それぞれの妃からジャスミンの母ダージリン、もう一人の妃の娘がセイロンである。ちなみに現国王はダージリンの兄がなっている。セイロンの母は、セイロン1人を産んで亡くなった。セイロンの母とジャスミンの母は仲が良かったので、特に仲違いはしていない。問題は前王である。あの男は、いい年して若い女と子供を作ったのだ。これは母に対する明確な裏切りだ。これだけでも問題だがそれだけではない。 

王位継承権である。この国は男女問わず継承権が与えられている。順位は王から血の近い人物からついてくる。つまり、継承権第1,2位は現王の兄弟のジャスミン、セイロン(順不同),後は3人の子供が生まれた順でつけられており、3位がセイロンの息子である。
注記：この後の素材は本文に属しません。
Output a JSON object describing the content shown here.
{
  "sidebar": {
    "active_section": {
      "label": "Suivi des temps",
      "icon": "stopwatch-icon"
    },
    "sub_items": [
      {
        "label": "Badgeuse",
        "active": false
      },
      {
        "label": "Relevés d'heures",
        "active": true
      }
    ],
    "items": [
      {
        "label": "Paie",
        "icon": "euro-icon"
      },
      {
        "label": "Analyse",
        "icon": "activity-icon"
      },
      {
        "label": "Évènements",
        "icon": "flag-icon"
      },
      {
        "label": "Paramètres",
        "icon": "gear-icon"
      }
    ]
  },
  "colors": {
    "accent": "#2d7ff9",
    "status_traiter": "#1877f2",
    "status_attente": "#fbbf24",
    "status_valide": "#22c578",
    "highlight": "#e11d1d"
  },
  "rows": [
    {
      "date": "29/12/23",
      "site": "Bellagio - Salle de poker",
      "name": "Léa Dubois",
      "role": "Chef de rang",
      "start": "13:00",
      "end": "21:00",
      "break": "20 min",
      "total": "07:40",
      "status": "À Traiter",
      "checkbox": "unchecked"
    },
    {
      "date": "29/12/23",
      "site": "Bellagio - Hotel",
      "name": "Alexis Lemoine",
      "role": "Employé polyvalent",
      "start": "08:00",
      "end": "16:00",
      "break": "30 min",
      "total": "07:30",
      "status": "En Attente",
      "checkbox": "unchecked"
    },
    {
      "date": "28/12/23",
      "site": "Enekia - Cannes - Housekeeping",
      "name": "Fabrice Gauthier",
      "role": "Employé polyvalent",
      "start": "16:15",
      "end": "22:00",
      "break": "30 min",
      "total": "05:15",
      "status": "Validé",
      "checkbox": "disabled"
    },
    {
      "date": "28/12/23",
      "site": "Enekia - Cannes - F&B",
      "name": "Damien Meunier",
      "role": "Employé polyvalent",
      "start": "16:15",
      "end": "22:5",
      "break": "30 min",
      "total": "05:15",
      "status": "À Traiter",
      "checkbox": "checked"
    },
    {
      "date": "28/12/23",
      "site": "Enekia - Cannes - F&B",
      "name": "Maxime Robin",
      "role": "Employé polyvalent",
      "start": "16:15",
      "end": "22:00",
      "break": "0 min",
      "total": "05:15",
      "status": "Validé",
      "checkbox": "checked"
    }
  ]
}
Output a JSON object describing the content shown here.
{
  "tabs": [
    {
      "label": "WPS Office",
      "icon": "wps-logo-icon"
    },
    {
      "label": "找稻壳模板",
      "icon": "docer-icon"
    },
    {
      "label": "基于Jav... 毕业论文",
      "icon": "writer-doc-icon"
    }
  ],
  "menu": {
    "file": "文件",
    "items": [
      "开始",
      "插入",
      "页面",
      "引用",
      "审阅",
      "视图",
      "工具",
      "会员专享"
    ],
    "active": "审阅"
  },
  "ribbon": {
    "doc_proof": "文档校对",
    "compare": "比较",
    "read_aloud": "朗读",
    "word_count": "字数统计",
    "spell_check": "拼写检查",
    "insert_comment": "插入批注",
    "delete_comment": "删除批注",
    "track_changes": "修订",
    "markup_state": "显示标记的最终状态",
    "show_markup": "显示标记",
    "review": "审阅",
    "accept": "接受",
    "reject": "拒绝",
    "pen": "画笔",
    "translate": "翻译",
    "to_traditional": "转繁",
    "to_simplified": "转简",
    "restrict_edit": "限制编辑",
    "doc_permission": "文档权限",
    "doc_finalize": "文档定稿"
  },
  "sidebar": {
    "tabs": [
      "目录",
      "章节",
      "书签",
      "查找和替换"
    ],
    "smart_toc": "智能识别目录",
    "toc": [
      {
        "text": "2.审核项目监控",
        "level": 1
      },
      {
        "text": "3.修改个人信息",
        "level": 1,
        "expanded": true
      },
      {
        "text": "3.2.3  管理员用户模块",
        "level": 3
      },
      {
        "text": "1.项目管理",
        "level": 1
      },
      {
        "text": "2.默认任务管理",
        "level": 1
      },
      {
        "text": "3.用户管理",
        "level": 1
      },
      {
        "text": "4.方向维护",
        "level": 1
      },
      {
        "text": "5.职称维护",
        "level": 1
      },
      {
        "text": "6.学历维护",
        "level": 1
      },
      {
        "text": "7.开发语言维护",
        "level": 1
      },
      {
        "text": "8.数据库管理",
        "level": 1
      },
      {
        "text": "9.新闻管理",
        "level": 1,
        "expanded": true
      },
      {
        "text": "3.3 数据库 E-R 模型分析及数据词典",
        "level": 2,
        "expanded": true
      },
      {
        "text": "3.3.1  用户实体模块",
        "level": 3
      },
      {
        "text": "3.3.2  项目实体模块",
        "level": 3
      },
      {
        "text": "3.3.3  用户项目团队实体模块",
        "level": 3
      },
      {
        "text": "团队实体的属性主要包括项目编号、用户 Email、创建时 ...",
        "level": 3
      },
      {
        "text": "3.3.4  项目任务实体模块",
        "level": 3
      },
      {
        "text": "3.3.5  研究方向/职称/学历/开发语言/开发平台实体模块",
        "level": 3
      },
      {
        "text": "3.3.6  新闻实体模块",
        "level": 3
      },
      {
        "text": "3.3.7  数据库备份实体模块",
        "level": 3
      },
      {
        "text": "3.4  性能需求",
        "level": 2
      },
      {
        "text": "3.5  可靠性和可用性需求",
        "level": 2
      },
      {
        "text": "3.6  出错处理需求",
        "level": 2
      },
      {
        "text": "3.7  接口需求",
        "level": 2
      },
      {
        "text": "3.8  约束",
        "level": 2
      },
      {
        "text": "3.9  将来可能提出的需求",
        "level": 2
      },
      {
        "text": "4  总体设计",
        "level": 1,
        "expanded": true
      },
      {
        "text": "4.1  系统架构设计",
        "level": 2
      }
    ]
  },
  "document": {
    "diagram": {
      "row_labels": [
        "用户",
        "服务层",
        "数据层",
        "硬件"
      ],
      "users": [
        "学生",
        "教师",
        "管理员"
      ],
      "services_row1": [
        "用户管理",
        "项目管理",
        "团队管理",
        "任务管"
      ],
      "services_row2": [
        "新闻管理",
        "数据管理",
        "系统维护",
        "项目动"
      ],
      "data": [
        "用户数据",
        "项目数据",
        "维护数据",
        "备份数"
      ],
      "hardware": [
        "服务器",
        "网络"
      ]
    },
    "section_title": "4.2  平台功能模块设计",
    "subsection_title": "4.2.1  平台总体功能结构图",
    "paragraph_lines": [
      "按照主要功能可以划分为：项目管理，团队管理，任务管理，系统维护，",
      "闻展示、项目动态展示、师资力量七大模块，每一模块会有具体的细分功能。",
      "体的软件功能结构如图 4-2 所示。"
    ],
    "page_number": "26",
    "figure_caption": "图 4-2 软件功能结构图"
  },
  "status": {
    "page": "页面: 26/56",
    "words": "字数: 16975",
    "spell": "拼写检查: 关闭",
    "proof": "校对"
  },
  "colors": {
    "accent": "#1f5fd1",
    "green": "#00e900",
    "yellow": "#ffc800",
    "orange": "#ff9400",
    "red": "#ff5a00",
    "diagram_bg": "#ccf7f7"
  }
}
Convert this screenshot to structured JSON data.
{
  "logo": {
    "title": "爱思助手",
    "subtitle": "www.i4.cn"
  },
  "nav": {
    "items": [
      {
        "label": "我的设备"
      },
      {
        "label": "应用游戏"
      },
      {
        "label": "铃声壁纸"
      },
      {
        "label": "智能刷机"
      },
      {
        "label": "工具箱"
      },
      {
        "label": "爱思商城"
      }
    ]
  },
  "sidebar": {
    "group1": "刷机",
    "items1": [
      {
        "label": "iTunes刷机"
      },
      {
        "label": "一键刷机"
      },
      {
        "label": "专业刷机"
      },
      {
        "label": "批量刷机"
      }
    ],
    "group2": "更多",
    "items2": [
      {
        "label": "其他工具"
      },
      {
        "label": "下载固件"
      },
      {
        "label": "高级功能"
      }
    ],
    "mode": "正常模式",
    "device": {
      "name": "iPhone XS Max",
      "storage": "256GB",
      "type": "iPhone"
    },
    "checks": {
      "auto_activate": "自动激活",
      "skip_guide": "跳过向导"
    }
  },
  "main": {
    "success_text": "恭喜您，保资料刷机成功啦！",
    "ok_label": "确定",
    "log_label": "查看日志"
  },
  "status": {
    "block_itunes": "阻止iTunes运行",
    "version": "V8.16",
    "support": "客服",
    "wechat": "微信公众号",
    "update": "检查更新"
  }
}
このままいけば息子が王になることを密かに喜んでいたが、ここに前王の娘ティアが現れると状況は一変する。継承権3位つまり最も王に近いのはティアとなる。これでは息子を王に就けられない。 


 「全く、ロリコンクソ野郎(お父様)にも困ったものだわ。ジャスミンもわざわざ見つけてこなくもいいのに…」


 「しかし、驚きました。その子供が脱走するなんて。」


 「孤児の考えていることはわからないわ。ただ、彼女の存在がばれれば国内外問わず彼女を狙うわね…。あの子がほかの人に渡る前に何とかしないといけないかしら。」


 「捕えますか?」


 「お願いできる?その子は孤児なんでしょう?なら、そんなに逃げられないはずよ。」


 「承知しました…」


 大臣はセイロンから離れると、自身の部屋に入って密偵を呼んだ。


 「お呼びですか?」


 「最近見つかったティア姫を捕えろ。最悪、生死は問わない。」


 「大丈夫なのですか?」


 「問題ない。セイロン様の許可は頂いた。生きていれば、国内外で使える武器になる。死んでいても状況は今と変わらんだけだ。」  


 大臣はセイロンの言葉を曲解して指示を出した。すべては自身が有利になるため、大臣はニヒルな笑いをした。